El cielo está cubierto y, tan pronto como rebasan el promontorio y viran al oeste les sacude bastante la marejada. Aunque no es tiempo propicio para la pesca otros botes se afanan en la boca del puerto en busca de algún sustento y ellos avanzan sin llamar la atención de los vigías en la torre del faro. Luego se mueven entre los escollos hacia la caleta septentrional de la isla. Ahram, estremecido, contempla su torre en lo alto del acantilado, la poco visible escalerita en la roca y la boca de la caverna. ¡Se tiraría al agua para llegar antes, si no fuese una locura! Al fin doblan hacia el sur y varan en la pequeña playita occidental. Un hombre sentado en el suelo se levanta y corre hacia ellos. Ahram salta del bote, que torna a la mar, y abraza a Artabo apretadamente.

—¿Glauka?

—En la catacumba. Aún no sabe que vives. No quisimos darle falsas esperanzas. No nos lo creíamos, aunque Xira nos lo aseguraba. ¡Cómo funcionan esos cristianos! Se mueven por todas partes.

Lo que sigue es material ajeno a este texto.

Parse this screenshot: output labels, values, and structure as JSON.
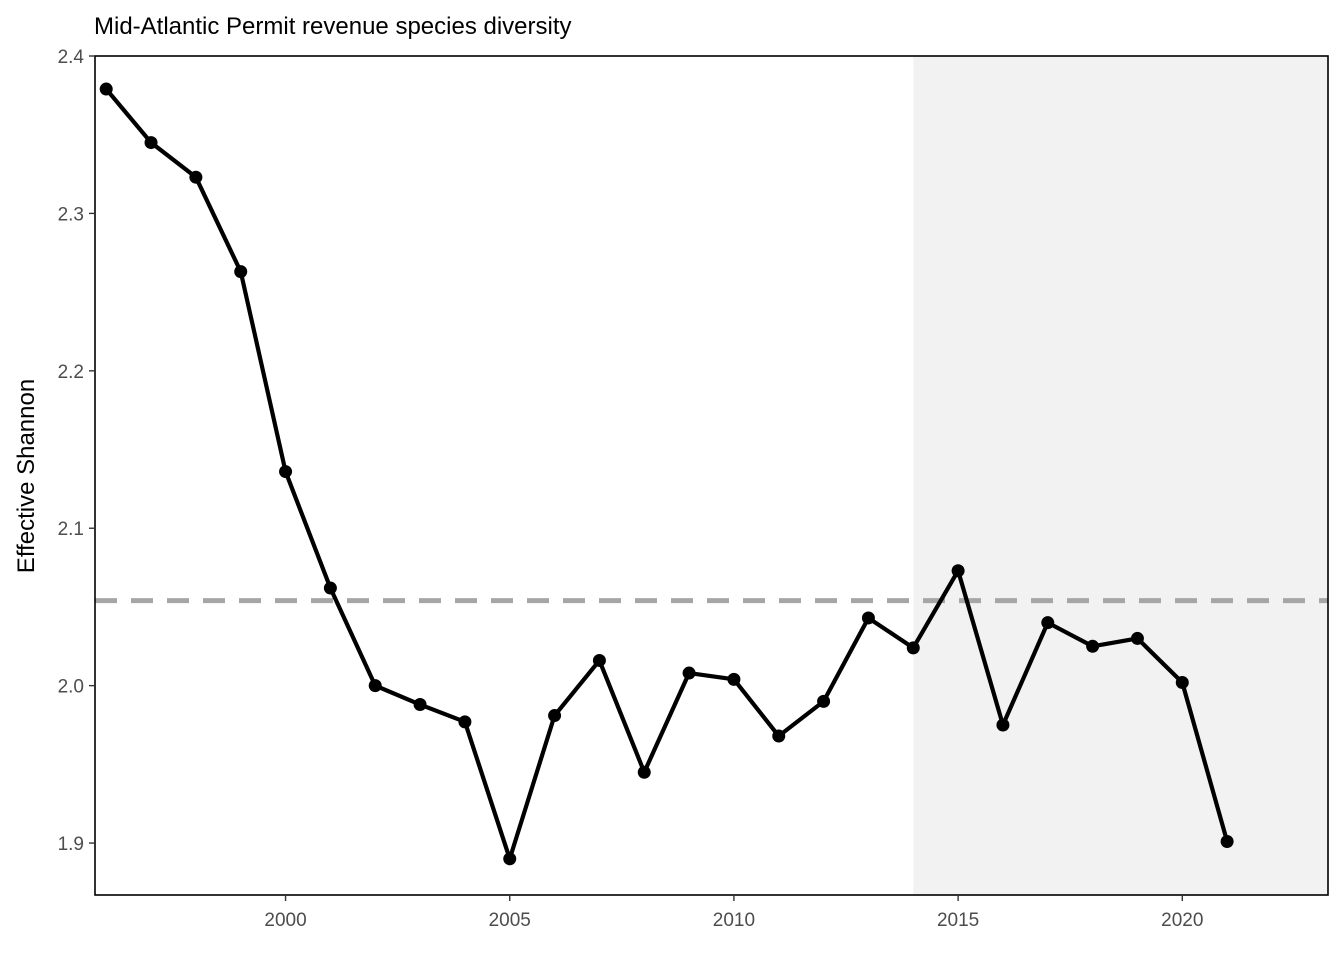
{
  "chart_data": {
    "type": "line",
    "title": "Mid-Atlantic Permit revenue species diversity",
    "xlabel": "",
    "ylabel": "Effective Shannon",
    "xlim": [
      1995.75,
      2023.25
    ],
    "ylim": [
      1.867,
      2.4
    ],
    "xticks": [
      2000,
      2005,
      2010,
      2015,
      2020
    ],
    "yticks": [
      1.9,
      2.0,
      2.1,
      2.2,
      2.3,
      2.4
    ],
    "ytick_labels": [
      "1.9",
      "2.0",
      "2.1",
      "2.2",
      "2.3",
      "2.4"
    ],
    "grid": false,
    "shaded_region": {
      "x_start": 2014,
      "x_end": 2023.25,
      "color": "#f2f2f2"
    },
    "reference_line": {
      "y": 2.054,
      "style": "dashed",
      "color": "#a6a6a6"
    },
    "series": [
      {
        "color": "#000000",
        "x": [
          1996,
          1997,
          1998,
          1999,
          2000,
          2001,
          2002,
          2003,
          2004,
          2005,
          2006,
          2007,
          2008,
          2009,
          2010,
          2011,
          2012,
          2013,
          2014,
          2015,
          2016,
          2017,
          2018,
          2019,
          2020,
          2021
        ],
        "y": [
          2.379,
          2.345,
          2.323,
          2.263,
          2.136,
          2.062,
          2.0,
          1.988,
          1.977,
          1.89,
          1.981,
          2.016,
          1.945,
          2.008,
          2.004,
          1.968,
          1.99,
          2.043,
          2.024,
          2.073,
          1.975,
          2.04,
          2.025,
          2.03,
          2.002,
          1.901
        ]
      }
    ]
  }
}
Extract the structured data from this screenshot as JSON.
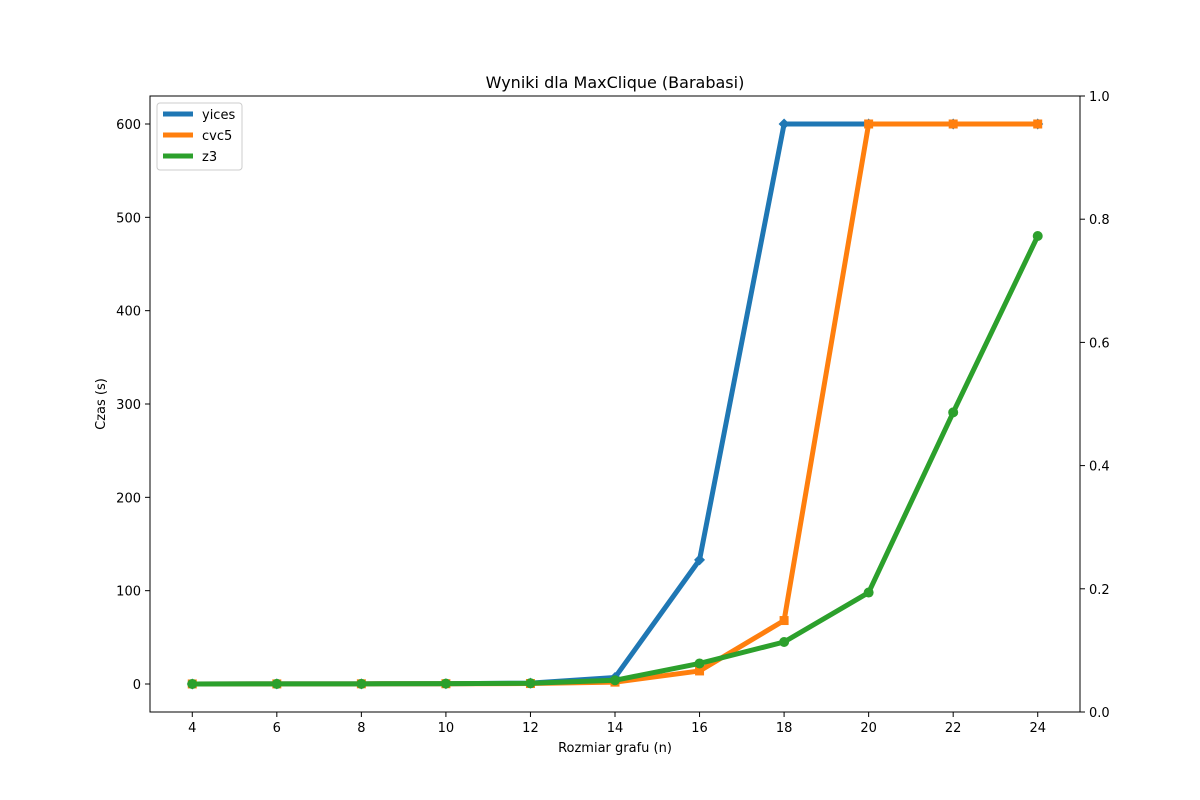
{
  "chart_data": {
    "type": "line",
    "title": "Wyniki dla MaxClique (Barabasi)",
    "xlabel": "Rozmiar grafu (n)",
    "ylabel": "Czas (s)",
    "x": [
      4,
      6,
      8,
      10,
      12,
      14,
      16,
      18,
      20,
      22,
      24
    ],
    "xlim": [
      3,
      25
    ],
    "ylim": [
      -30,
      630
    ],
    "y_ticks": [
      0,
      100,
      200,
      300,
      400,
      500,
      600
    ],
    "secondary_ylim": [
      0.0,
      1.0
    ],
    "secondary_y_ticks": [
      "0.0",
      "0.2",
      "0.4",
      "0.6",
      "0.8",
      "1.0"
    ],
    "grid": false,
    "legend_position": "top-left",
    "series": [
      {
        "name": "yices",
        "color": "#1f77b4",
        "marker": "diamond",
        "values": [
          0.05,
          0.1,
          0.2,
          0.3,
          1.0,
          7.0,
          133,
          600,
          600,
          600,
          600
        ]
      },
      {
        "name": "cvc5",
        "color": "#ff7f0e",
        "marker": "square",
        "values": [
          0.05,
          0.1,
          0.2,
          0.3,
          0.5,
          2.0,
          14,
          68,
          600,
          600,
          600
        ]
      },
      {
        "name": "z3",
        "color": "#2ca02c",
        "marker": "circle",
        "values": [
          0.05,
          0.1,
          0.2,
          0.4,
          0.8,
          4.0,
          22,
          45,
          98,
          291,
          480
        ]
      }
    ]
  }
}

Mientras caminan adoptando un aire descuidado Artabo escucha a Ahram y luego le informa de los acontecimientos. En las catacumbas, con Glauka están también Malki y Soferis con Eulodia y dos siervas. Krito murió y de los demás no se sabe nada.

Desde las malezas que ocultan la entrada a las catacumbas Ahram puede contemplar el lado oeste de su Casa, con la techumbre derrumbada y las negras huellas del incendio. Pero todo eso no importa nada puesto que, momentos después, abraza en el subterráneo a una Glauka incrédula, estremecida, loca de alegría por el milagro. Durante un rato se abrazan en silencio, se comprueban así vivos y verdaderos, se comunican su ansia interior. Luego Ahram trae a sus brazos a Malki y los tres se confunden. Al fin se calma, sonríen, se contemplan, asombrados aún. Sólo entonces nota Ahram en su carne el tirón de la fatiga, el dolor de su pierna. Se queja, se acuesta. Al ayudarle Glauka descubre asombrada, en el pecho masculino, la medalla que ella perdió en la carrera nocturna hacia el refugio. El hombre quiere devolvérsela pero ella le hace conservarla; junto a él no necesita amuleto.

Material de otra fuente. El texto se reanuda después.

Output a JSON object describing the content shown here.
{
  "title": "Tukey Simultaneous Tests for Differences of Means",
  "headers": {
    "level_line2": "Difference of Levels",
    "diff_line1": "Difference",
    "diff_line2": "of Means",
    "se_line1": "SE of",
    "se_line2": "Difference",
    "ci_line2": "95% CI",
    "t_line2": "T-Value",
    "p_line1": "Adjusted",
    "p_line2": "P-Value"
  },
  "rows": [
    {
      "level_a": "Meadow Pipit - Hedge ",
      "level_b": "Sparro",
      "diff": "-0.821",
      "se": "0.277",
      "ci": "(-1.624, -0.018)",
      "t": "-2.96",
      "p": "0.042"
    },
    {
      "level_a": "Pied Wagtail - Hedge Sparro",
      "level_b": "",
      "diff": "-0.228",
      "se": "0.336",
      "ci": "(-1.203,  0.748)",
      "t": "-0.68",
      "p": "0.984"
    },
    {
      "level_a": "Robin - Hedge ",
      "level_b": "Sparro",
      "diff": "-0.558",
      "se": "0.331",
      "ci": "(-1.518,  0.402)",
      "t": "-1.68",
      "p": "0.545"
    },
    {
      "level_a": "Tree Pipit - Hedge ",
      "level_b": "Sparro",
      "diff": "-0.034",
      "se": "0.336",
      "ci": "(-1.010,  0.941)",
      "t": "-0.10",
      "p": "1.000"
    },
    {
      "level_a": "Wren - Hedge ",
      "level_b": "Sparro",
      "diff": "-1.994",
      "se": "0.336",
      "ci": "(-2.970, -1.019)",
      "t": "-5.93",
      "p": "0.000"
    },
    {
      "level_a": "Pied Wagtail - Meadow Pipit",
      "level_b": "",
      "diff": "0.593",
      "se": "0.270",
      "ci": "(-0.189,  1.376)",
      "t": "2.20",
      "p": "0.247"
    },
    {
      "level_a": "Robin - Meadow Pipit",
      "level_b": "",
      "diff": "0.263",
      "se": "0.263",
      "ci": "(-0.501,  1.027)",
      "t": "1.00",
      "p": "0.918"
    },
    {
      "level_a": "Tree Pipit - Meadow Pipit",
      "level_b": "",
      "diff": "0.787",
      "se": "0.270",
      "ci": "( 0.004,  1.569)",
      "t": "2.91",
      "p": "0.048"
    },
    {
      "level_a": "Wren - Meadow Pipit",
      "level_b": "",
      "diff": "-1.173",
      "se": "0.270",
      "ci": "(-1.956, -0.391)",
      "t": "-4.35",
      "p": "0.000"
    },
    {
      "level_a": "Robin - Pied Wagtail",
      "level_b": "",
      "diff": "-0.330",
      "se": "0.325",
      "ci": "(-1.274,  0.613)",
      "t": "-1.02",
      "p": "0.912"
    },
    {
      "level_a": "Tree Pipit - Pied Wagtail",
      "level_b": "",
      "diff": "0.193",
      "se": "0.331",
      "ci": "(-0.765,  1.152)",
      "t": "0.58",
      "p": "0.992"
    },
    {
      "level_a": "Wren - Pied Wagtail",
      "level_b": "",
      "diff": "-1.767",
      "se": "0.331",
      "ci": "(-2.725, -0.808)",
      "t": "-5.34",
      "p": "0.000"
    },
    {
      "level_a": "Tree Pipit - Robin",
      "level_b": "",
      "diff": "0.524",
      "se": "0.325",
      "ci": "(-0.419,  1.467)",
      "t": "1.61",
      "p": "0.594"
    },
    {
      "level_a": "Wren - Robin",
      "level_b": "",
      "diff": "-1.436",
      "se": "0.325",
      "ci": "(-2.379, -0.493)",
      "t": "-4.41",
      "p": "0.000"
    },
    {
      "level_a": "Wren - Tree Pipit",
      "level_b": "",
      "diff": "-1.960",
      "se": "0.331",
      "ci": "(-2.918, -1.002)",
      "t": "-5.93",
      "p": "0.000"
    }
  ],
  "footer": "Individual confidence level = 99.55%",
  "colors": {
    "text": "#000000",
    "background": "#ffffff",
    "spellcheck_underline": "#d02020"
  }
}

El diácono cristiano, que contempla la escena sonriente, sabe de pócimas y heridas. Levanta el apósito, declara que ya no es grave, aplica unos remedios. Ahram bebe ávidamente, come algo y, aunque desearía seguir hablando, enterarse de todo lo ocurrido, se deja vencer por el sueño, rendido al cansancio y a tantas emociones.

Despierta más repuesto y conversa con Glauka, sentados ambos junto a una de las menudas aberturas que, en la pared del risco, dejan entrar en la cueva la luz de la tarde, el olor salino, el rumor del oleaje. Sus amigos están a alguna distancia, en la sombra del subterráneo; los compañeros de refugio respetan el aislamiento de la pareja. Ahram ha narrado sus peripecias y sus encuentros con Zenobia y con Clea; ahora es ella la que le pone al corriente de los sucesos y se detiene, sobre todo, en la fabulosa muerte de Krito. Ahram contempla conmovido el tapiado hueco de la catacumba donde se encuentran los restos de su amigo. Toma entre las suyas las manos de la mujer y contempla los magníficos ojos que, a la sedosa luz crepuscular, son más oceánicos que nunca, brillantes como están ahora por la recuperación de Ahram.

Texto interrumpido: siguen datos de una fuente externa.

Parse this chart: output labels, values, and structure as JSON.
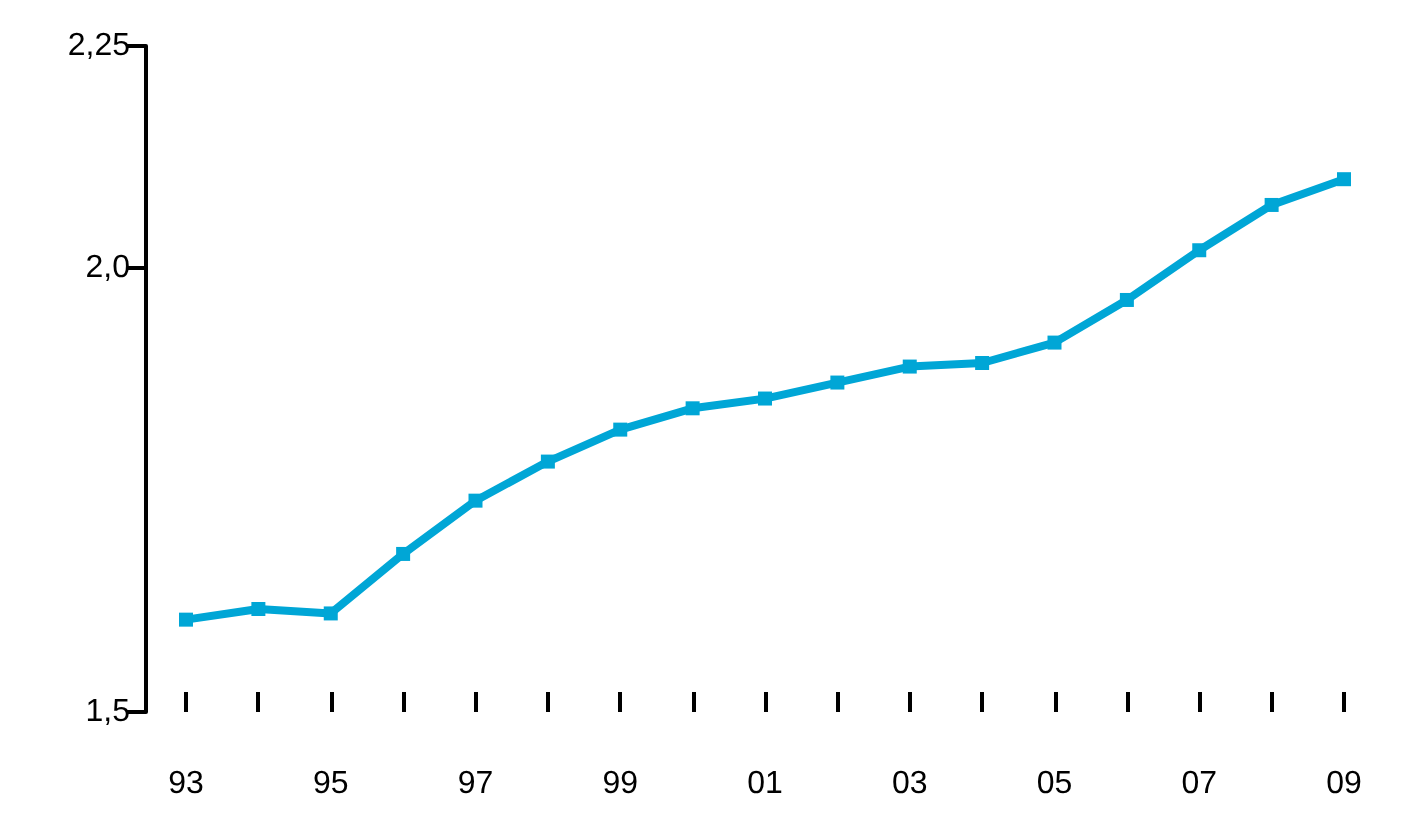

—Te amó mucho ¿verdad? ¡Os he recordado tanto en mi cárcel, mientras esperaba la muerte! No había nada más importante que vosotros.

—Y a ti también te amó, Ahram. Incluso antes de amarme a mí.

—Sí. Fuimos entrañables.

—No es eso. Te amó como un amante. Desde el día en que te vio ante los jueces de Samos. Por eso te defendió.